VENDU
4to (228 x 156 mm) 6 nn.ll., 309 num.ll., 1 un.l. Italian eighteenth-century stiff vellum, flat spine with red morocco gilt spine label, gilt edges.
1 in stock
Mortimer (Italian), 342 ; Brunet, II, 789 ; Sander, 5342 ; Essling, 246 ; Dyson Perrins cat., 103 (this copy) ; Shirley, The Mapping of the World, 95 ; Alden, 553/40 ; Shaaber (Pennsylvania), O133 ; not in the Barbier-Mueller colelction.
First edition of one of the most beautiful Italian illustrated books of the 16th century. The volume contains the first edition of Ovid’s Metamorphoses in the Italian translation in verse (“ottava rima”) by Lodovico Dolce (Venice, 1508-1568), “one of the most prominent figures in the literary life of sixteenth-century Italy [and] a polygrapher in the most respectable sense of the word, a versatile genius who knew how to respond to the needs of the book industry which had developed in Venice” (Joseph Balsamo).
The work, dedicated by Dolce to Cardinal Antoine Perrenot de Granvelle (1517-1586), also includes the privileges of Pope Julius III, Charles V, Cosimo de’ Medici, Henry III, the lordship of Venice, and the dukes of Ferrara and Mantua. The woodcut illustrations of this edition consists of an allegorical title, 94 figures occupying a third of the page (11 of which are repeated) and numerous historiated small letters. With the exception of eight blocks used in a Boccaccio printed by Giolito in 1552 and six other blocks intended to illustrate an edition of the Bible, all the vignettes were specially designed and engraved for this work. The last leaf (white verso) bears the colophon and the large printer’s device of Giolito, of whom this book is one of the undisputed masterpieces. Paul Oskar Kristeller (Kupferstich und Holzschnitt in vier Jahrhunderten, 1905, p. 281) has emphasized the novelty, quality and grace of these engravings, whose workmanship Ambroise Firmin Didot has also praised: “Most of them are of a learned and correct design and some are executed with a finish that hardly yields to the execution of the Lyon artists of the same time. The finials and the ornate letters are charming. It is one of the most beautiful books to come out of the presses of Venice” (see Didot, Catalogue raisonné, 1867, I, 417).
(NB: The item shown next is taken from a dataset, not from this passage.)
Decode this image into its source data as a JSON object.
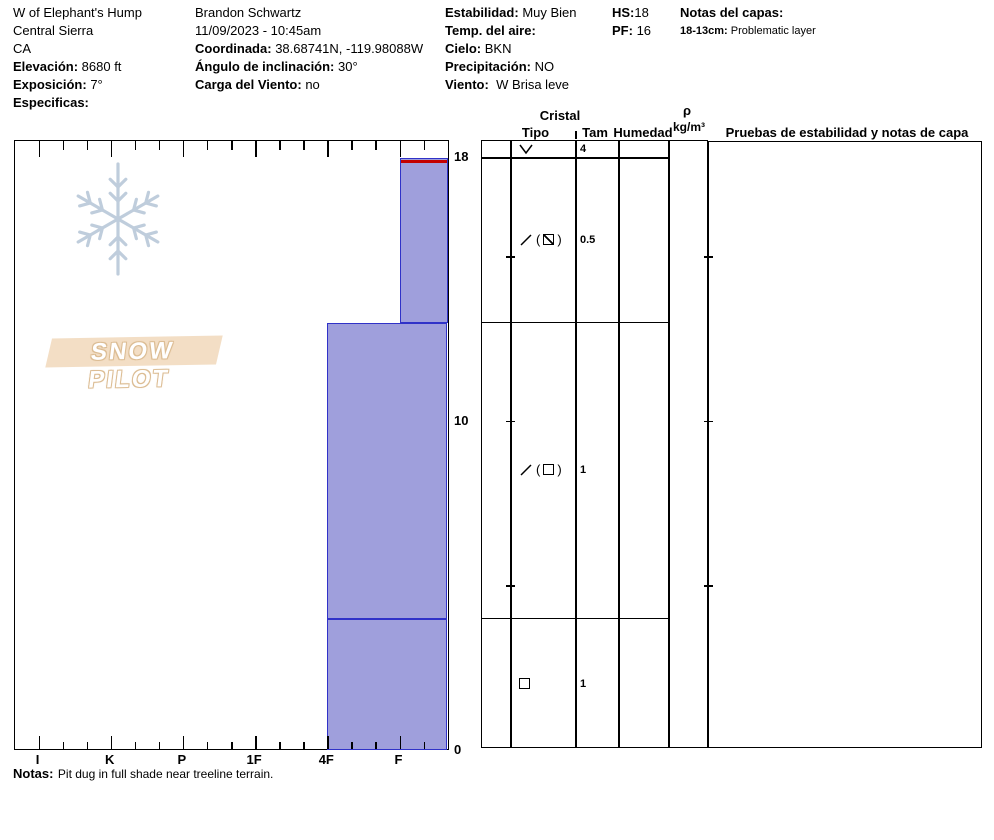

The book also contains a map showing the Americas. It is a woodcut printed on the verso of the sixth introductory leaf, above a sonnet composed by Arétin. This diagram showing the different winds, common to most early editions of Ovid, is presented here, for the first time, in the form of a globe (103 x 116 mm) inspired by Gastaldi and Macrobius. “The north and south parts of the hemisphere are separated by a latitudinal band and the words Zona Torrida Inhabitabile. The straits of Magellan are named and there are wind-cherubs bordering the map” (Shirley). The American continent is called Nueva Hispania. Lodovico Dolce’s Ovid was republished the same year in a revised version. On the different states of the text of the first edition, of which Lodovico Dolce, proofreader at Giolito’s, modified passages during the printing – only the copies on large paper seem to present the original text -, see the long note by Ruth Mortimer, op. cit.
An excellent copy, with several deckle edges. Some light foxing, small angular loss on leaf B1 and G5 outside the text.
Provenance: Charles William Dyson Perrins (1864-1958) and Sylvain S. Brunschwig, with their respective bookplates.